Did I do any of the coding? No.
Graphics? No.
What then?
Well. the earth shatteringly boring answer is that I had the joyous and wonderful job of putting together the final cds for all of the european versions that Feral published.
A word to the wise: if you are ever offered a job like this, refuse it! It's not worth it!
By this time, Bungie had been consumed by Microsoft, Oni had been taken on in a 'finished' state by another publisher (I think it was Take Two but I might be wrong), and Mac and PC versions had been released in the states.
Somehow Feral managed to get the deal to publish it on the Mac in Europe, but it transpired that nobody had ever actually build the European SKUs yet (see, you can tell I've worked on commercial software because I know about SKUs...).

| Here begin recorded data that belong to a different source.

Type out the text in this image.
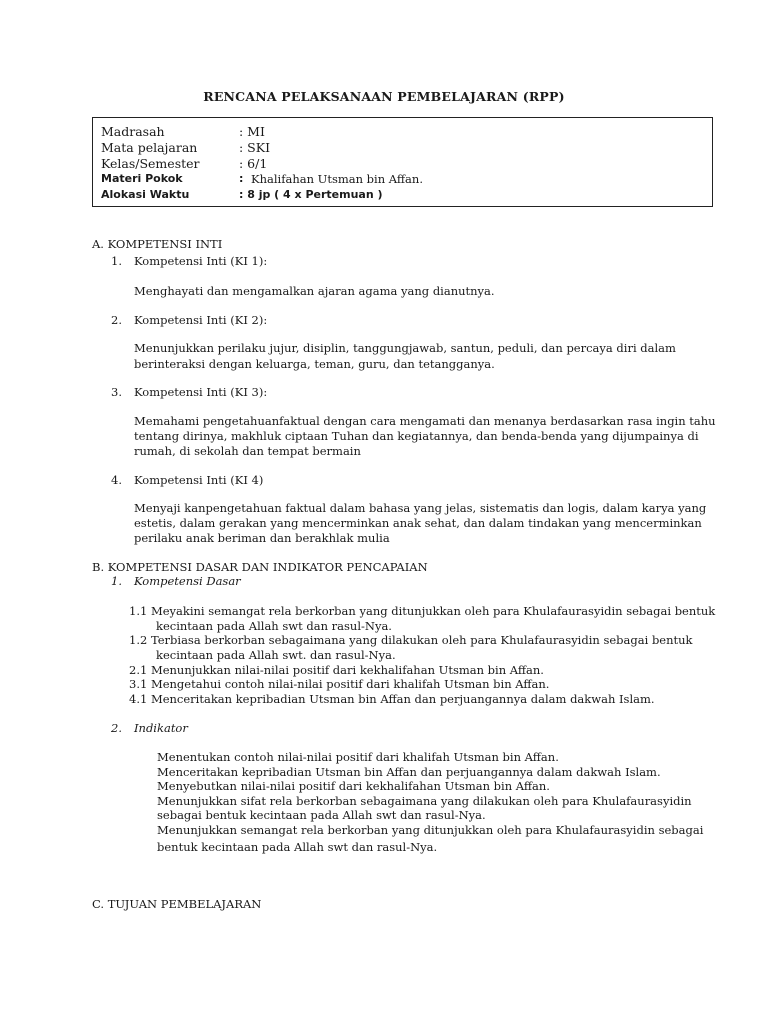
RENCANA PELAKSANAAN PEMBELAJARAN (RPP)
Madrasah	: MI
Mata pelajaran	: SKI
Kelas/Semester	: 6/1
Materi Pokok	: Khalifahan Utsman bin Affan.
Alokasi Waktu	: 8 jp ( 4 x Pertemuan )
A. KOMPETENSI INTI
1. Kompetensi Inti (KI 1):
Menghayati dan mengamalkan ajaran agama yang dianutnya.
2. Kompetensi Inti (KI 2):
Menunjukkan perilaku jujur, disiplin, tanggungjawab, santun, peduli, dan percaya diri dalam
berinteraksi dengan keluarga, teman, guru, dan tetangganya.
3. Kompetensi Inti (KI 3):
Memahami pengetahuanfaktual dengan cara mengamati dan menanya berdasarkan rasa ingin tahu
tentang dirinya, makhluk ciptaan Tuhan dan kegiatannya, dan benda-benda yang dijumpainya di
rumah, di sekolah dan tempat bermain
4. Kompetensi Inti (KI 4)
Menyaji kanpengetahuan faktual dalam bahasa yang jelas, sistematis dan logis, dalam karya yang
estetis, dalam gerakan yang mencerminkan anak sehat, dan dalam tindakan yang mencerminkan
perilaku anak beriman dan berakhlak mulia
B. KOMPETENSI DASAR DAN INDIKATOR PENCAPAIAN
1. Kompetensi Dasar
1.1 Meyakini semangat rela berkorban yang ditunjukkan oleh para Khulafaurasyidin sebagai bentuk
kecintaan pada Allah swt dan rasul-Nya.
1.2 Terbiasa berkorban sebagaimana yang dilakukan oleh para Khulafaurasyidin sebagai bentuk
kecintaan pada Allah swt. dan rasul-Nya.
2.1 Menunjukkan nilai-nilai positif dari kekhalifahan Utsman bin Affan.
3.1 Mengetahui contoh nilai-nilai positif dari khalifah Utsman bin Affan.
4.1 Menceritakan kepribadian Utsman bin Affan dan perjuangannya dalam dakwah Islam.
2. Indikator
Menentukan contoh nilai-nilai positif dari khalifah Utsman bin Affan.
Menceritakan kepribadian Utsman bin Affan dan perjuangannya dalam dakwah Islam.
Menyebutkan nilai-nilai positif dari kekhalifahan Utsman bin Affan.
Menunjukkan sifat rela berkorban sebagaimana yang dilakukan oleh para Khulafaurasyidin
sebagai bentuk kecintaan pada Allah swt dan rasul-Nya.
Menunjukkan semangat rela berkorban yang ditunjukkan oleh para Khulafaurasyidin sebagai
bentuk kecintaan pada Allah swt dan rasul-Nya.
C. TUJUAN PEMBELAJARAN
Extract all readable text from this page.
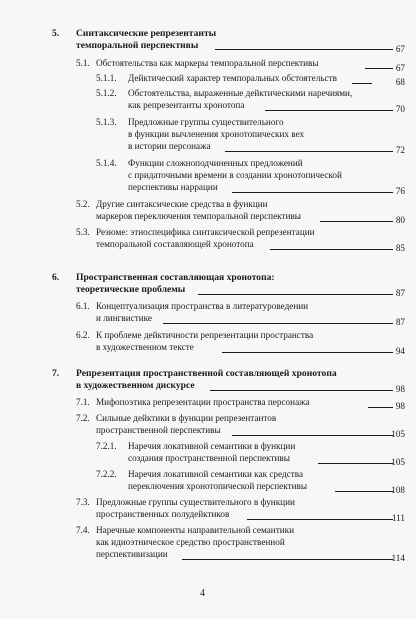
5. Синтаксические репрезентанты
темпоральной перспективы	67
5.1. Обстоятельства как маркеры темпоральной перспективы	67
5.1.1. Дейктический характер темпоральных обстоятельств	68
5.1.2. Обстоятельства, выраженные дейктическими наречиями,
как репрезентанты хронотопа	70
5.1.3. Предложные группы существительного
в функции вычленения хронотопических вех
в истории персонажа	72
5.1.4. Функции сложноподчиненных предложений
с придаточными времени в создании хронотопической
перспективы наррации	76
5.2. Другие синтаксические средства в функции
маркеров переключения темпоральной перспективы	80
5.3. Резюме: этноспецифика синтаксической репрезентации
темпоральной составляющей хронотопа	85
6. Пространственная составляющая хронотопа:
теоретические проблемы	87
6.1. Концептуализация пространства в литературоведении
и лингвистике	87
6.2. К проблеме дейктичности репрезентации пространства
в художественном тексте	94
7. Репрезентация пространственной составляющей хронотопа
в художественном дискурсе	98
7.1. Мифопоэтика репрезентации пространства персонажа	98
7.2. Сильные дейктики в функции репрезентантов
пространственной перспективы	105
7.2.1. Наречия локативной семантики в функции
создания пространственной перспективы	105
7.2.2. Наречия локативной семантики как средства
переключения хронотопической перспективы	108
7.3. Предложные группы существительного в функции
пространственных полудейктиков	111
7.4. Наречные компоненты направительной семантики
как идиоэтническое средство пространственной
перспективизации	114
4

So dopey old me gets about 12 CDs in the post one day with all the localised resources. This should be a cinch I say - presumably the software will just scan it's data, work out what languages it's got installed, and react accordingly.
If only...
It turned out that for each localised version the actual application needed recompiling with some code altered. Whoa! New ball game entirely. Now I have to compile the app, which means I need the source code. I also need someone to tell me how the hell to get it to compile. Time to call the developer... oh, hang on, the developer doesn't exist anymore.
You get the picture I'm sure. Eventually I tracked down someone who had worked on it, who was now working for Microsoft, and who was at pains to remind me every ten minutes that helping me wasn't his job! He did help though - at least enough for me to figure out how to fill in the blanks, make the correct code changes, and build installers which put the right bits of the jigsaw puzzle into the right places.
Ug! What a hellish job. Just what I didn't need whilst trying to track down the evil bug reports we were getting back from the newly release [Theme Park World] and the latest incarnation of the [Championship Manager] series.